LOL, A little "character" is ok, yeah, but not like this, too much rotten wood for me, personally it should be demolished and a house started from scratch!
It is amazing how often the mistake is made, only to find huge structural issues with the older house, and then spend as much as you would to start over and do it right. Just the energy inefficiency of these leaky 2x4 structures is reason enough to warm up the bull dozer to me.
A good friend of ours loved the small house on the place she bought. When she reviewed her fixup plans with her contractor (fortunately, a personal friend as well), he said that she would be making a huge mistake, and recommended that she bin the existing house and start over, which, amazingly, she did. So she how has a delightful new home which was designed around her preferences, is exactly the right size for her, and probably cost her less in the long run than trying to keep the old structure.

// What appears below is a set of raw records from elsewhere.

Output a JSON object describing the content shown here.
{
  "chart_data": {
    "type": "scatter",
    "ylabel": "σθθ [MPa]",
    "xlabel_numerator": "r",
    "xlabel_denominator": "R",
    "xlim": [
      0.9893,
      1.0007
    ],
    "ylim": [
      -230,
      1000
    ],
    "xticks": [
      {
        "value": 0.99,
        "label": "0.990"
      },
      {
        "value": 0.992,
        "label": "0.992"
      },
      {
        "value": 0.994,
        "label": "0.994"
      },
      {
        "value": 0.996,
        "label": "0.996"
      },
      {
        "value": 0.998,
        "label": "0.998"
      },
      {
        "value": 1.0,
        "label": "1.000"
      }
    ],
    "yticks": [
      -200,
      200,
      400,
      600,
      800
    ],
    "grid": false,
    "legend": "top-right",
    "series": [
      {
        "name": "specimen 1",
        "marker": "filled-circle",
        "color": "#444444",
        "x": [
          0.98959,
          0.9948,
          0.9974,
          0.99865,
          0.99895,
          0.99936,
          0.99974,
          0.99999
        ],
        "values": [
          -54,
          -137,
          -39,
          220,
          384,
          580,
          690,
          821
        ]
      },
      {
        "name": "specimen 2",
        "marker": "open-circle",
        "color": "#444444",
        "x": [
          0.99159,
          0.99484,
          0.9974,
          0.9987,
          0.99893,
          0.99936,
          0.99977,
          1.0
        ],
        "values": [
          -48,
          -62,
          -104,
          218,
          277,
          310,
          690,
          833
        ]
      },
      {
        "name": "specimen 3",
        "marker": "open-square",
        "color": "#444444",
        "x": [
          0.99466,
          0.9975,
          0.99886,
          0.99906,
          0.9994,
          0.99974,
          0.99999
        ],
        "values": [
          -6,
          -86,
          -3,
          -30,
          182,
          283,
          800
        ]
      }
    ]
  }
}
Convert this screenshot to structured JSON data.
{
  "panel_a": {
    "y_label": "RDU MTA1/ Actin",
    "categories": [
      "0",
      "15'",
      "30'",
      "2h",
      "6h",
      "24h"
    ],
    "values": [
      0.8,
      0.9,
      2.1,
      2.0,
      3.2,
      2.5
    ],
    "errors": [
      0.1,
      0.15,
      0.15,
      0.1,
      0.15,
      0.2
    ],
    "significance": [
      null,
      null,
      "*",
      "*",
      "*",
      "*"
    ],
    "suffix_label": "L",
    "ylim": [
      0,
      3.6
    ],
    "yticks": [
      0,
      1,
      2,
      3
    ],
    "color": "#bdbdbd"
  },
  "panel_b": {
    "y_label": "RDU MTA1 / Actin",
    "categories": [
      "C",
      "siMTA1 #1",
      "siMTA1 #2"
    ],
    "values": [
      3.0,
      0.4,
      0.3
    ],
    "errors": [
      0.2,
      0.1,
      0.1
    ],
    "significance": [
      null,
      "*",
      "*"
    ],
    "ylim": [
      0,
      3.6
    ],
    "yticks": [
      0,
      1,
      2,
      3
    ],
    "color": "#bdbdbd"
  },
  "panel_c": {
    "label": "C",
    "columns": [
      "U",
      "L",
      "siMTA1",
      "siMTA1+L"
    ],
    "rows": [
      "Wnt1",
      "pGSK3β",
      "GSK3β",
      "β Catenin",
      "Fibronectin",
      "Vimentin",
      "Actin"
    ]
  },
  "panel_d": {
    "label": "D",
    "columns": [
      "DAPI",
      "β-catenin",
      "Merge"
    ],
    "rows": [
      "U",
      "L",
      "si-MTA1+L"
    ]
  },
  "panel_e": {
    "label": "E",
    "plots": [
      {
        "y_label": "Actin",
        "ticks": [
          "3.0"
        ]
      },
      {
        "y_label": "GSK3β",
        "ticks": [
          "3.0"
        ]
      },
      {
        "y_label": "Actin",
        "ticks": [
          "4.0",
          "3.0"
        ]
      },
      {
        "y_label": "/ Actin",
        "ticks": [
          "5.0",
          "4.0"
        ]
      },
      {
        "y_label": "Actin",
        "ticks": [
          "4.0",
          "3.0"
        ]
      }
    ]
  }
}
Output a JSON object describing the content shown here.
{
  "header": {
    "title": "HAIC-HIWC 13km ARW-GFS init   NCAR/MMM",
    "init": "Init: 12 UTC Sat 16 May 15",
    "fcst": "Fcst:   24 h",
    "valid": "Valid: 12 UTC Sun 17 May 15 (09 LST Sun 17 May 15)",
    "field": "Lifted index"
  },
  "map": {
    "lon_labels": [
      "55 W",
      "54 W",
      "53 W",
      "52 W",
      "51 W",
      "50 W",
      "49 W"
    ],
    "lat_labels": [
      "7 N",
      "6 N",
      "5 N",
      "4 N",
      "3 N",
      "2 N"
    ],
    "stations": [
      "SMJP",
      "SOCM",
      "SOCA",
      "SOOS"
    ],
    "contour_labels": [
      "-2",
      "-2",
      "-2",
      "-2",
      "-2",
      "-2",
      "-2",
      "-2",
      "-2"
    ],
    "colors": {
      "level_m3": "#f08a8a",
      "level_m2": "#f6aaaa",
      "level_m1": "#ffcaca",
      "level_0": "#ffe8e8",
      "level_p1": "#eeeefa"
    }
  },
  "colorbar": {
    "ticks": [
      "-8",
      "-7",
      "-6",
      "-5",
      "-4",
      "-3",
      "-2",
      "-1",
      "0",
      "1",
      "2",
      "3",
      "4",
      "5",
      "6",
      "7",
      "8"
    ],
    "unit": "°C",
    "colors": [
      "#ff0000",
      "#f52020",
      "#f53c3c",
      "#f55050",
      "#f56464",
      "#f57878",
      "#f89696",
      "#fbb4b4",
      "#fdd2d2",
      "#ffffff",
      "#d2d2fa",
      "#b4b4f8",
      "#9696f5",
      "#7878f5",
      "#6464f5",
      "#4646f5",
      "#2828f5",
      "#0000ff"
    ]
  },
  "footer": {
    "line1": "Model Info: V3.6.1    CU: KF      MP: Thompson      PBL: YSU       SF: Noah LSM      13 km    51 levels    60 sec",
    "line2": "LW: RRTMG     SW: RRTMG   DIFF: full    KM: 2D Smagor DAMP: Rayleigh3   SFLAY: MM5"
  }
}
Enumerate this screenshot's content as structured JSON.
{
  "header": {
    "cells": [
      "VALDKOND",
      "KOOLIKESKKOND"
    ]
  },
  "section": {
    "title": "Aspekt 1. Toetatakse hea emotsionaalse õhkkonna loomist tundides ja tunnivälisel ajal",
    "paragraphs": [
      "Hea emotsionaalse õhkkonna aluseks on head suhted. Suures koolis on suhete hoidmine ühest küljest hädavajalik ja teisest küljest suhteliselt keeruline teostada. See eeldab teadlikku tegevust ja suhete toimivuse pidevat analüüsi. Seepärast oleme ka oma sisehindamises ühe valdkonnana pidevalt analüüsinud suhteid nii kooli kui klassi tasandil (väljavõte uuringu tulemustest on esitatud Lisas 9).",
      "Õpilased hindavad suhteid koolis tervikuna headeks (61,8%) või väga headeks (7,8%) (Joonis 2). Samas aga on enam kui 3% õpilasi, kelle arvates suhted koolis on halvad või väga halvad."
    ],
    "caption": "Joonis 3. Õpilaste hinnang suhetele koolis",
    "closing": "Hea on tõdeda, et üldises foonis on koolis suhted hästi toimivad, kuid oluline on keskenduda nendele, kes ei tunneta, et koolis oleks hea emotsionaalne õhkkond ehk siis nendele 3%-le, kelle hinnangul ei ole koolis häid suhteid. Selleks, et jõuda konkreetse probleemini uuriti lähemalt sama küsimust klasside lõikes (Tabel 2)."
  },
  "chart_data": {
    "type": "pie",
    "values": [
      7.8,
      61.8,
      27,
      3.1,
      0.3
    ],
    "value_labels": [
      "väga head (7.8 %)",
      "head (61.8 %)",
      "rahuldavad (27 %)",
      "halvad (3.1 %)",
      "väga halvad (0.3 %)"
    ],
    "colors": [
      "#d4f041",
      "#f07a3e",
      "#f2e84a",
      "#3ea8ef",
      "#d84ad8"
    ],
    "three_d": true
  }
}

And, in British Columbia at least, if you buy an old home with a buried oil tank from the oil furnace days, you can end up liable for tens of thousands of dollars in remediation costs to dig up, haul away, and incinerate all the contaminated soil, including from your neighbour's yard if it got that far. Another good friend of ours ended up being liable for ~$13,000 when a buried oil tank was found on a house that she had sold decades earlier. The only reason she got away with only 13k was that two additional owners who owned it since she did were also jointly liable. Not one of the owners were aware that there had ever been an oil tank on the property, and previous owners who must have known could not be found.
And then there is the "heritage home" designation which may tie your hands about doing work on the structure.
Oops, almost forgot - linoleum in old houses often contains asbestos. Which requires expensive removal by experts with specialized equipment.
Beware old house projects - they require serious homework to reduce a bunch of potential risks, but no matter the homework, they can still generate very expensive surprises.